Stadtteil

Politik bremst Ausbau der Oemkenstraße vorerst aus

Die Oemkenstraße in Resse soll erneuert werden. Anwohner befürchten, dass damit der Durchgangsverkehr zunimmt.

Die Oemkenstraße in Resse soll erneuert werden. Anwohner befürchten, dass damit der Durchgangsverkehr zunimmt.

Foto: Olaf Ziegler

Gelsenkirchen-Resse.   Bezirk Ost weist Sanierungspläne der Stadt zurück. Anwohner sollen nicht für Kosten zahlen, die vom Durchgangsverkehr verursacht wurden.

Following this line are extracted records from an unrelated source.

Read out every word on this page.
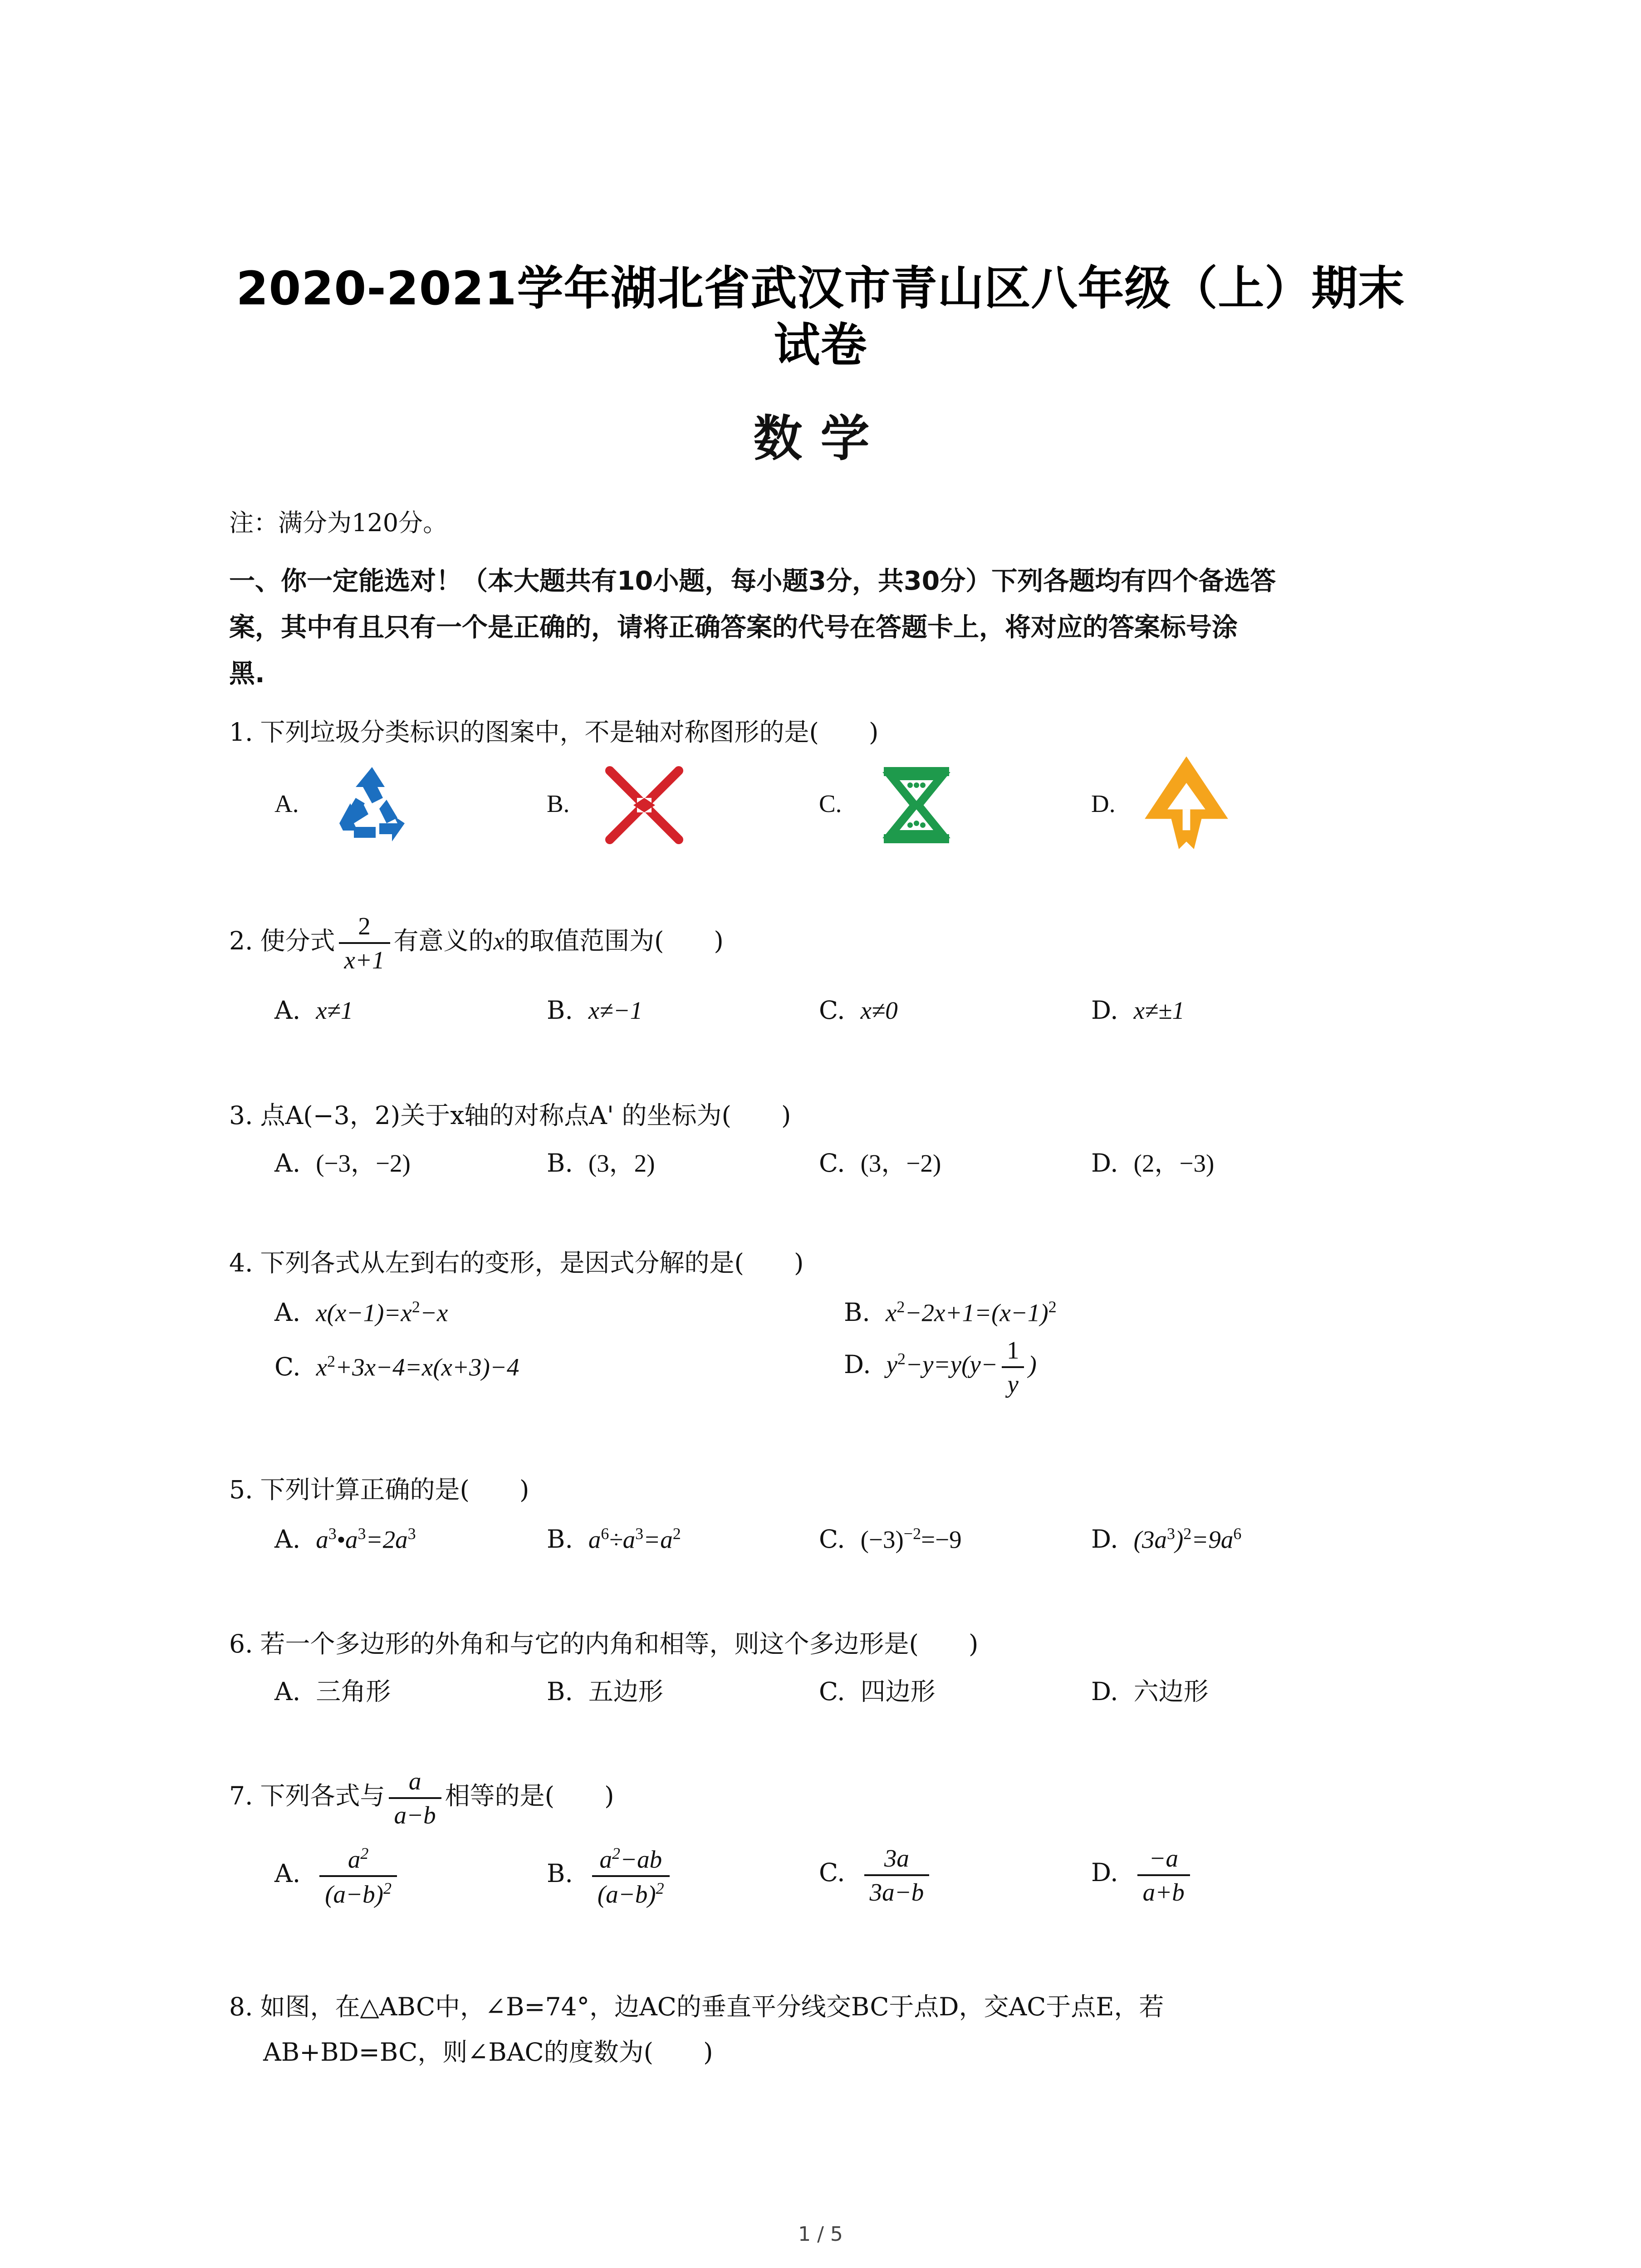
2020-2021学年湖北省武汉市青山区八年级（上）期末
试卷
数学
注：满分为120分。
一、你一定能选对！（本大题共有10小题，每小题3分，共30分）下列各题均有四个备选答
案，其中有且只有一个是正确的，请将正确答案的代号在答题卡上，将对应的答案标号涂
黑.
1. 下列垃圾分类标识的图案中，不是轴对称图形的是(　　)
A.	B.	C.	D.
2. 使分式 $\frac{2}{x+1}$ 有意义的x的取值范围为(　　)
A. x≠1	B. x≠−1	C. x≠0	D. x≠±1
3. 点A(−3，2)关于x轴的对称点A' 的坐标为(　　)
A. (−3，−2)	B. (3，2)	C. (3，−2)	D. (2，−3)
4. 下列各式从左到右的变形，是因式分解的是(　　)
A. $x(x-1)=x^2-x$	B. $x^2-2x+1=(x-1)^2$
C. $x^2+3x-4=x(x+3)-4$	D. $y^2-y=y(y- \frac{1}{y}$ )
5. 下列计算正确的是(　　)
A. $a^3•a^3=2a^3$	B. $a^6\div a^3=a^2$	C. $(-3)^{-2}=-9$	D. $(3a^3)^2=9a^6$
6. 若一个多边形的外角和与它的内角和相等，则这个多边形是(　　)
A. 三角形	B. 五边形	C. 四边形	D. 六边形
7. 下列各式与 $\frac{a}{a-b}$ 相等的是(　　)
A. $\frac{a^2}{(a-b)^2}$	B. $\frac{a^2-ab}{(a-b)^2}$	C. $\frac{3a}{3a-b}$	D. $\frac{-a}{a+b}$
8. 如图，在△ABC中，∠B=74°，边AC的垂直平分线交BC于点D，交AC于点E，若
AB+BD=BC，则∠BAC的度数为(　　)
1 / 5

Die Ressestraße ist weit weg, ebenso die Ewaldstraße und erst recht die Middelicher Straße: Die Anlieger des oberen Teils der Oemkenstraße genießen die Ruhe am Rand von Resse. Eigentlich können sie sich freuen, dass die Stadt ihre Straße zwischen Hertener Straße und Eichenstraße erneuern will. Doch ob die Fahrbahn- und Gehwegarbeiten – wie von der Verwaltung geplant – im Sommer beginnen können, ist fraglich. Die Bezirksvertretung Ost hat das Vorhaben erst einmal ausgebremst.

Die Stadt bezeichnet die Oemkenstraße als eine Anliegerstraße, die vorwiegend der Erschließung der angrenzenden Grundstücke diene. Wer dort wohnt, beurteilt die Situation sicherlich anders. Denn über die Oemkenstraße, die in ihrem südlichen Teil bis zur Fichtenstraße schon saniert ist, lässt sich so manch ein Ampel-bewehrter Umweg über Hauptverkehrsstraßen leicht abkürzen. Aus diesem Grund stellte Florian Midlaszewski (SPD) in der jüngsten Sitzung der Bezirksvertretung Ost den am Ende einstimmig beschlossenen Antrag, vorerst keinen Beschluss über diese Sanierung zu fassen.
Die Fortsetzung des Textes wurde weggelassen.